During the two most recent fiscal years ended December 31, 2006 and 2005, and through March 30, 2007, (i) there were no disagreements between the Registrant and Child, Van Wagoner on any matter of accounting principles or practices, consolidated financial statement disclosure or auditing scope or procedure which, if not resolved to the satisfaction of Child, Van Wagoner, would have caused Child, Van Wagoner to make reference to the subject matter of the disagreement in connection with its reports and (ii) there were no “reportable events”, as described in Item 304(a)(1)(iv) of Regulation S-B of the Securities Exchange Act of 1934, as amended, or the Exchange Act. The decision to replace Child, Van Wagoner was not the result of any disagreement between Registrant and Child, Van Wagoner on any matter of accounting principle or practice, financial statement disclosure or audit procedure.
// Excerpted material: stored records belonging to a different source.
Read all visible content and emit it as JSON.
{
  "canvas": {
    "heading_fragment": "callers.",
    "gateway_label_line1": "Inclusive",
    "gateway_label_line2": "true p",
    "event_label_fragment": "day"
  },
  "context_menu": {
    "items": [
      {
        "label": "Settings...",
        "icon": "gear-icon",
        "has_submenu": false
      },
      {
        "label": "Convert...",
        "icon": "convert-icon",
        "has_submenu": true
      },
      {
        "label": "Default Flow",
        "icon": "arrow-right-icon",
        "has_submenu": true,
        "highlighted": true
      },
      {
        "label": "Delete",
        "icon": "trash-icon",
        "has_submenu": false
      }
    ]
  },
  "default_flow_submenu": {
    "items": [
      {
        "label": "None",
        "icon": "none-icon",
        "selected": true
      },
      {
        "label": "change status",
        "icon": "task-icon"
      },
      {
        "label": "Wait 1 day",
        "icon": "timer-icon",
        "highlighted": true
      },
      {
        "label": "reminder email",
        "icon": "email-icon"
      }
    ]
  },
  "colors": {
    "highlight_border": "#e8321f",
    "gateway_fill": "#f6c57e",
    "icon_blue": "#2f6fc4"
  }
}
During the fiscal years ended December 31, 2006 and 2005 respectively, and through March 30, 2007, neither the Registrant nor anyone acting on its behalf consulted Rothstein Kass regarding either (1) the application of accounting principles to a specified transaction, either completed or contemplated, or the type of audit opinion that might be rendered on the Registrant’s consolidated financial statements or (2) any matter that was the subject of a disagreement with Child, Van Wagoner or event identified in Item 304(a)(1)(iv) of Regulation S-B. The Company provided Rothstein Kass with this Form 8-K prior to filing it with the Securities and Exchange Commission (“SEC”).

 
We furnished Child, Van Wagoner with a copy of this report prior to filing this report with the SEC. We also requested that Child, Van Wagoner furnish a letter addressed to the SEC stating whether it agrees with the statements made in this report.  A copy of Child, Van Wagoner’s letter to the SEC is filed with this report as Exhibit 16.1.

 

 
 
SIGNATURES
 
 
Pursuant to the requirements of the Securities Exchange Act of 1934, the registrant has duly caused this report to be signed on its behalf by the undersigned hereunto duly authorized.
 
 
 
 
 
BBM HOLDINGS, INC.
 
 
 
 
 
 
Dated: September 6, 2007
By:  
/s/ Mary Ellen Kramer
 
Mary Ellen Kramer, President
 
 

 

 
 
EXHIBIT INDEX
 
Exhibit No.
 
Description
16.1
 
Letter of Child, Van Wagoner & Bradshaw, PLLC, dated September 6, 2007, pursuant to Item 304(a)(1)(iv) of Regulation S-B.